Townships have not been immune to state aid cuts over this period either. In 2010, the township share of the “market value homestead credit” was cut by approximately $5 million statewide. The cut was imposed by reducing the township’s credit by 3.66% of their certified levy, subject to various caps. These cuts were initially imposed by the Governor in his July 2009 unallotment and subsequently incorporated into House File 1671 (chapter 215), which became law in April.

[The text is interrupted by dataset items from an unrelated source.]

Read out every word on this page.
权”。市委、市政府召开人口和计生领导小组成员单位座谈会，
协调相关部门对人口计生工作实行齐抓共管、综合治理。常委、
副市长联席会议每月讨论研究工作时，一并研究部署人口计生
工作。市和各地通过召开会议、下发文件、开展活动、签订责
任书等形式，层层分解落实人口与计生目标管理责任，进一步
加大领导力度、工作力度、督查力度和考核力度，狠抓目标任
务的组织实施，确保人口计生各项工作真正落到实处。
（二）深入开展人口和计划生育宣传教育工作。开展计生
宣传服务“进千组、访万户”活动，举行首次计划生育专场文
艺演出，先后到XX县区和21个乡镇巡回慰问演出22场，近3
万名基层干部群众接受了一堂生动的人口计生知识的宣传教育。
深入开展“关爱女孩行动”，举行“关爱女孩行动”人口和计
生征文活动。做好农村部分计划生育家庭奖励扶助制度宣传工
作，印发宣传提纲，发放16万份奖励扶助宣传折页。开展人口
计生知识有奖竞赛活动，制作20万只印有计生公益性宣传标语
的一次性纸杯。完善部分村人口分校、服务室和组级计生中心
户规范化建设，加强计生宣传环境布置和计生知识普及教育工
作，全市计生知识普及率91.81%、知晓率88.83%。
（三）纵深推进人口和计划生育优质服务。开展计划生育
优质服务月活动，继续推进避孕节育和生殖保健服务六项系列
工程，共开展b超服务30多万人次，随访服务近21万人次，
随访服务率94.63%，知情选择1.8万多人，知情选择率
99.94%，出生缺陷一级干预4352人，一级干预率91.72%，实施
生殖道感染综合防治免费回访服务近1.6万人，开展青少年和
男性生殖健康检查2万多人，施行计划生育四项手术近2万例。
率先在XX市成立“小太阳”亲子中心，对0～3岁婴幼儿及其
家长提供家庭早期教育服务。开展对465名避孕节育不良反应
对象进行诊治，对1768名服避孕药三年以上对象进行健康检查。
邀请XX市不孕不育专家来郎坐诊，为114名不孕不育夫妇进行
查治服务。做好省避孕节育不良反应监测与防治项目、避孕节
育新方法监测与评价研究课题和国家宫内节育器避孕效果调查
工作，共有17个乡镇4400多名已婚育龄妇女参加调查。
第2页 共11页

The one-year cut in township budgets was bad enough. To make matters worse, the same amount that was cut in 2010 will continue to be cut in future years. For example, the 2010 market value homestead credit cut for White Bear Township—the largest township in the state—was $97,000. Each year in perpetuity (until the law is changed), White Bear Township will have its market value credit reduced $97,000.
The market value homestead credit cuts undermine accountability in two ways. First, it will allow the state to claim credit for property tax relief to homeowners that it is not actually giving. For example, the property tax statements of homeowners in White Bear Township for 2010 reflect aggregate state paid property tax relief of $105,000. In fact, the total amount of state paid relief actually received by the Township will be only $8,000. The property tax of White Bear Township homeowners will not increase as a result of the credit cut, but White Bear Township will be left with a $97,000 hole in its budget.
Second, the cut will compel townships to levy more than they actually need in anticipation of the credit reduction. As with all credits, the amount of the market value homestead credit is actually built into a jurisdiction’s property tax levy. The problem for the foreseeable future is that townships will not receive the full amount of the credit. For taxes payable in 2011 and thereafter, townships will have to increase their levies by the amount of the market value homestead credit cut in order to obtain the full amount they actually need.
For example, assume that the amount of revenue needed by White Bear Township for 2011 is $2,565,000 (the amount of the Township’s certified levy in 2010). In order to get $2,565,000, the Township will have to levy $2,662,000—$97,000 more than the Township actually needs—because the township will not actually receive $2,662,000 because of its $97,000 credit reduction.
Oh, what a tangled web we weave. Townships will have to certify a levy that is greater than they actually need in order to generate what they do need. Residents will see their property taxes go up—not knowing that all or some of that increase is not going to pay for increased spending, but to make up for a cut in state paid property tax relief. Fiscal transparency and accountability is thus undermined.
Cuts in aids and credits to local governments are the state’s way to avoid the need for a state tax increase by shifting its budget problems on to Minnesota local governments and property taxpayers. Expect more of this type of policy shenanigans until the state puts its fiscal house in order.